Greenpeace blasts 'dangerous' Saudi site for Asian Winter Games
Environmental campaign group Greenpeace on Wednesday denounced as "dangerous" a massive ski resort under construction in northwest Saudi Arabia that this week was named host of the 2029 Asian Winter Games.
News that the 47-event competition would be held in the desert kingdom has raised eyebrows in the sports world while bringing fresh scrutiny to NEOM, a $500-billion futuristic megacity that is a pet project of Crown Prince Mohammed bin Salman.
The Games will take place in Trojena, an area of NEOM that officials say is "generally 10 degrees cooler than the rest of the region" and where developers are planning year-round skiing, a man-made freshwater lake, chalets, mansions and ultra-luxury hotels.
Located 50 kilometers (30 miles) inland from the Red Sea, the site for Trojena receives very little precipitation, raising practical questions about how it could host a ski resort.
"You're changing a natural ecosystem which can have compounding impacts. If you change something in one place, it may change something else in another place, and so on, and it can have impacts on neighboring ecosystems," said Ahmed El Droubi, regional campaigns manager for Greenpeace.
"I don't even know if we have the capacity to predict and model such impacts, and it is a very dangerous thing to do, to massively alter ecosystems in this manner."
Filling the man-made lake with desalinated water will also be extremely energy-intensive, and not just in the short term, he said.
"It will have to be consistently fed with water and therefore will continue to utilize massive amounts of energy on a long-term basis.
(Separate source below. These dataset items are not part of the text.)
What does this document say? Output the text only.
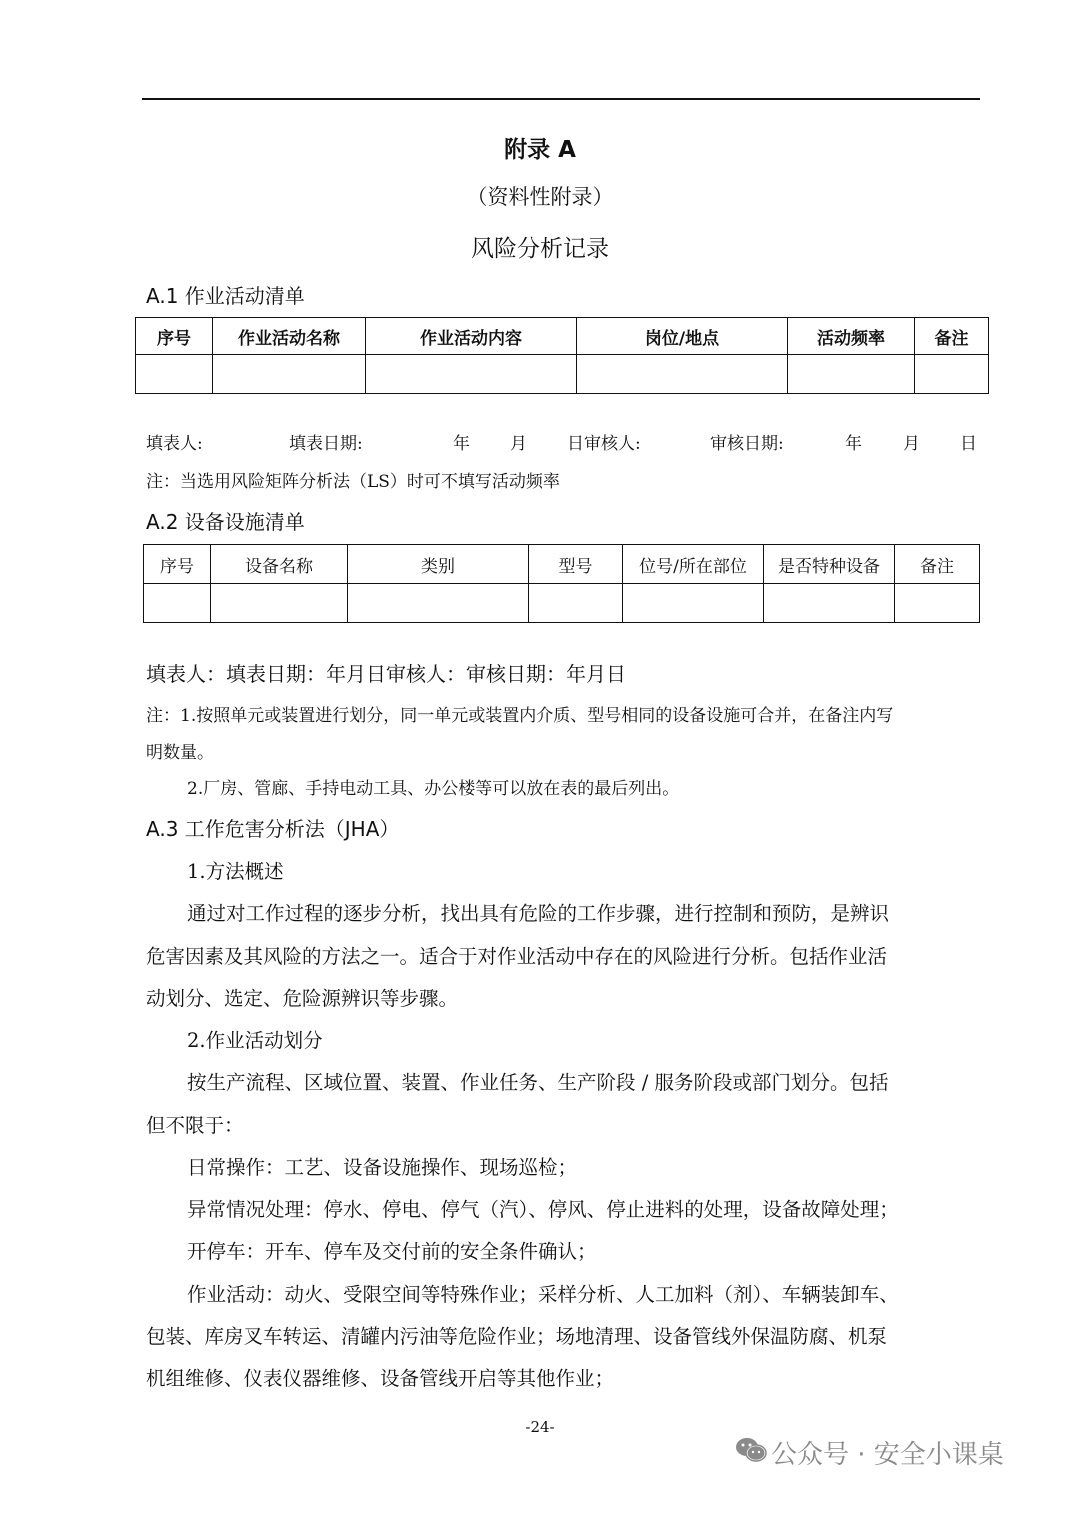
附录 A
（资料性附录）
风险分析记录
A.1 作业活动清单
序号	作业活动名称	作业活动内容	岗位/地点	活动频率	备注

填表人:	填表日期:	年 月 日审核人:	审核日期:	年 月 日
注：当选用风险矩阵分析法（LS）时可不填写活动频率
A.2 设备设施清单
序号	设备名称	类别	型号	位号/所在部位	是否特种设备	备注

填表人：填表日期：年月日审核人：审核日期：年月日
注：1.按照单元或装置进行划分，同一单元或装置内介质、型号相同的设备设施可合并，在备注内写
明数量。
2.厂房、管廊、手持电动工具、办公楼等可以放在表的最后列出。
A.3 工作危害分析法（JHA）
1.方法概述
通过对工作过程的逐步分析，找出具有危险的工作步骤，进行控制和预防，是辨识
危害因素及其风险的方法之一。适合于对作业活动中存在的风险进行分析。包括作业活
动划分、选定、危险源辨识等步骤。
2.作业活动划分
按生产流程、区域位置、装置、作业任务、生产阶段 / 服务阶段或部门划分。包括
但不限于：
日常操作：工艺、设备设施操作、现场巡检；
异常情况处理：停水、停电、停气（汽）、停风、停止进料的处理，设备故障处理；
开停车：开车、停车及交付前的安全条件确认；
作业活动：动火、受限空间等特殊作业；采样分析、人工加料（剂）、车辆装卸车、
包装、库房叉车转运、清罐内污油等危险作业；场地清理、设备管线外保温防腐、机泵
机组维修、仪表仪器维修、设备管线开启等其他作业；
-24-
公众号 · 安全小课桌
Even if it's powered through renewables, it's a waste of energy," he said.
"Just because something is powered by renewables doesn't make it sustainable or environmentally friendly... There are many other factors."
Trojena is meant to be surrounded by a nature reserve, something developers say they will be mindful of as they proceed with the project, respecting local flora and fauna.
Prince Mohammed has tried to make the image of his country, the world's biggest crude exporter, more environmentally friendly, including with mega-projects like NEOM.
But El Droubi also found fault with a perceived focus on high-end housing in NEOM.
"My question is, Is there a need for this? Is there a need for really expensive high-end housing in this city? Who needs housing in the region? There is an oversupply of real estate for the rich elite," he said.
"If we're thinking sustainably we need to build eco-friendly homes for the populations that are struggling and suffering to find dignified housing."
While he said the Saudis are right to try to diversify their economy, this should be done in a more sustainable way.
"Excessive development and construction utilizes an immense amount of energy and has a ridiculous amount of emissions that perpetuate the climate crisis," he said.